Analyzing Tweets in CSV form

Connect to the Twitter API, download a user’s tweets as CSV, and count frequency of hashtags and words.

Due: Friday, February 13
Points: 5

Using the command-line t program to collect Twitter data as CSV and the csvfix tool to process it, we can then parse the text using the standard Unix text tools to find interesting trends in a user’s tweets.

The t program is a simplified wrapper for the Twitter API; while it makes connecting to Twitter easy, the data it returns is only a subset of what Twitter’s API offers. That said, enough data is revealed in the text alone, and so this exercise will mostly be a practice of grep and regular expressions.
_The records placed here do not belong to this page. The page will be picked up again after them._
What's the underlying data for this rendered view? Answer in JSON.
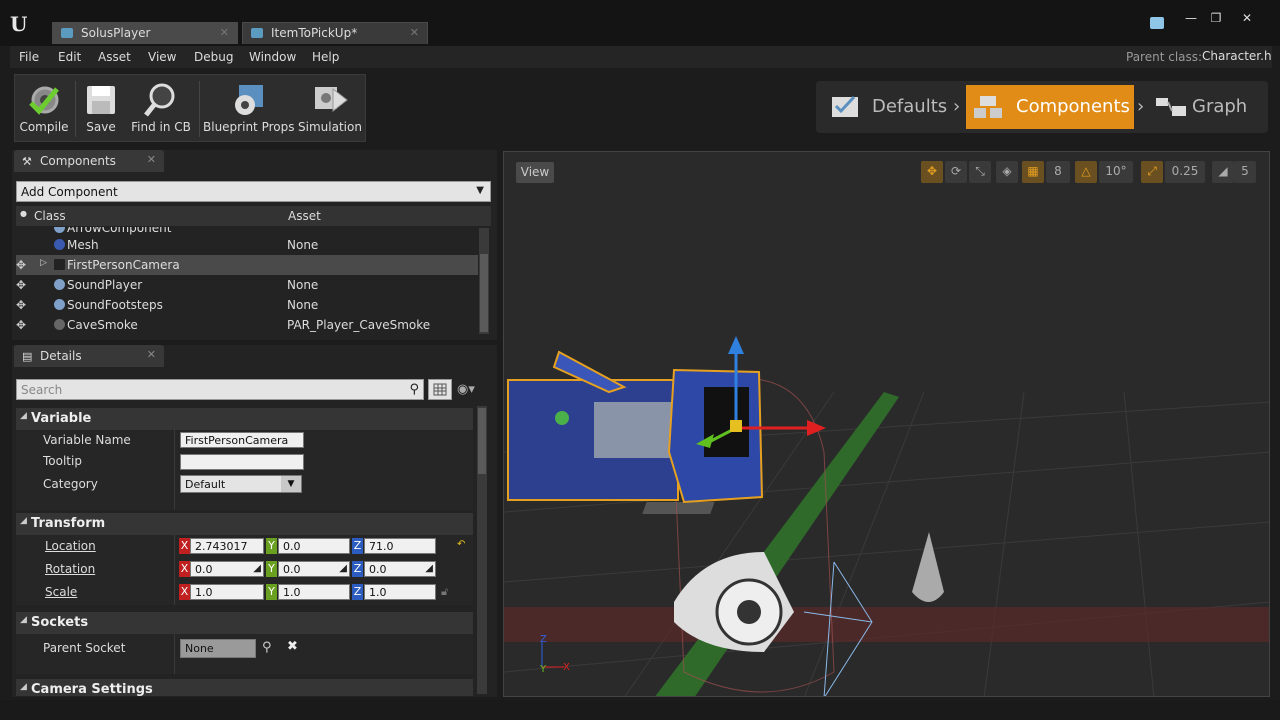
{
  "tabs": [
    {
      "label": "SolusPlayer",
      "active": true
    },
    {
      "label": "ItemToPickUp*",
      "active": false
    }
  ],
  "window_controls": {
    "minimize": "—",
    "maximize": "❐",
    "close": "✕"
  },
  "menu": [
    "File",
    "Edit",
    "Asset",
    "View",
    "Debug",
    "Window",
    "Help"
  ],
  "parent_class": {
    "label": "Parent class:",
    "value": "Character.h"
  },
  "toolbar": {
    "compile": "Compile",
    "save": "Save",
    "find_in_cb": "Find in CB",
    "blueprint_props": "Blueprint Props",
    "simulation": "Simulation"
  },
  "modes": {
    "defaults": "Defaults",
    "components": "Components",
    "graph": "Graph",
    "active": "Components"
  },
  "components_panel": {
    "tab": "Components",
    "add_component": "Add Component",
    "col_class": "Class",
    "col_asset": "Asset",
    "rows": [
      {
        "name": "ArrowComponent",
        "asset": ""
      },
      {
        "name": "Mesh",
        "asset": "None"
      },
      {
        "name": "FirstPersonCamera",
        "asset": ""
      },
      {
        "name": "SoundPlayer",
        "asset": "None"
      },
      {
        "name": "SoundFootsteps",
        "asset": "None"
      },
      {
        "name": "CaveSmoke",
        "asset": "PAR_Player_CaveSmoke"
      }
    ]
  },
  "details_panel": {
    "tab": "Details",
    "search_placeholder": "Search",
    "variable": {
      "title": "Variable",
      "name_label": "Variable Name",
      "name_value": "FirstPersonCamera",
      "tooltip_label": "Tooltip",
      "tooltip_value": "",
      "category_label": "Category",
      "category_value": "Default"
    },
    "transform": {
      "title": "Transform",
      "location_label": "Location",
      "location": {
        "x": "2.743017",
        "y": "0.0",
        "z": "71.0"
      },
      "rotation_label": "Rotation",
      "rotation": {
        "x": "0.0",
        "y": "0.0",
        "z": "0.0"
      },
      "scale_label": "Scale",
      "scale": {
        "x": "1.0",
        "y": "1.0",
        "z": "1.0"
      }
    },
    "sockets": {
      "title": "Sockets",
      "parent_socket_label": "Parent Socket",
      "parent_socket_value": "None"
    },
    "camera_settings_title": "Camera Settings"
  },
  "axis_labels": {
    "x": "X",
    "y": "Y",
    "z": "Z"
  },
  "viewport": {
    "view_button": "View",
    "grid_snap": "8",
    "rotation_snap": "10°",
    "scale_snap": "0.25",
    "camera_speed": "5",
    "axis_gizmo": {
      "x": "X",
      "y": "Y",
      "z": "Z"
    }
  }
}
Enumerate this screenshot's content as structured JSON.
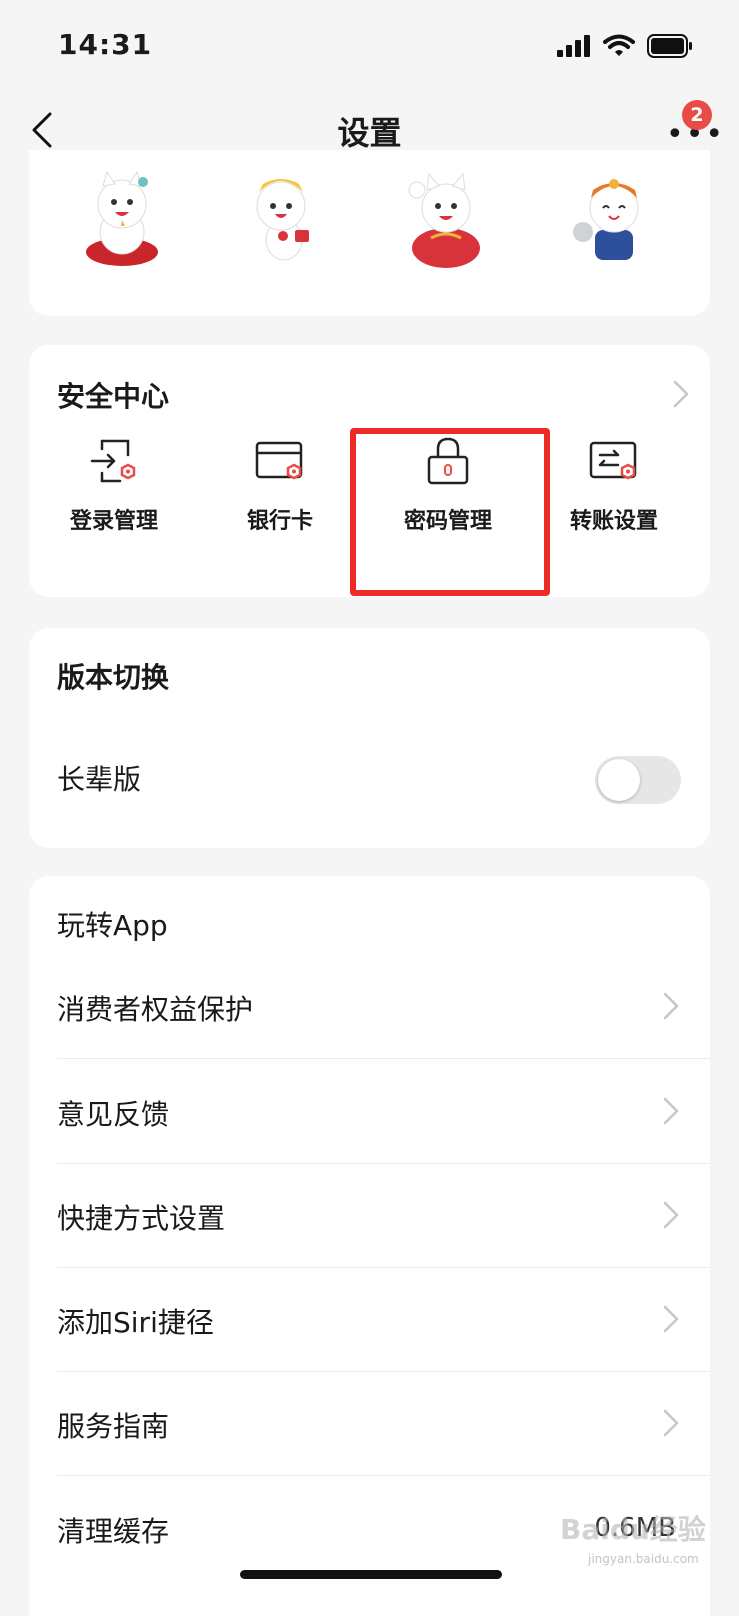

Please, especially, review your regular expressions.

Make sure you’ve completed the instructions on how to sign up with Twitter as a developer and get authenticated.

Deliverables

  • The timeline-csv-analysis.sh script

    In your existing congress-twitter folder, create a script named timeline-csv-analysis.sh

    This is what your repo will look like:

          |-compciv/
            |-homework/
               |--congress-twitter/
                  |--timeline-csv-analysis.sh
                  |--data-hold/
                     |--someusers-tweets.csv
    

    Note that you already have a congress-twitter folder, from a previous assignment.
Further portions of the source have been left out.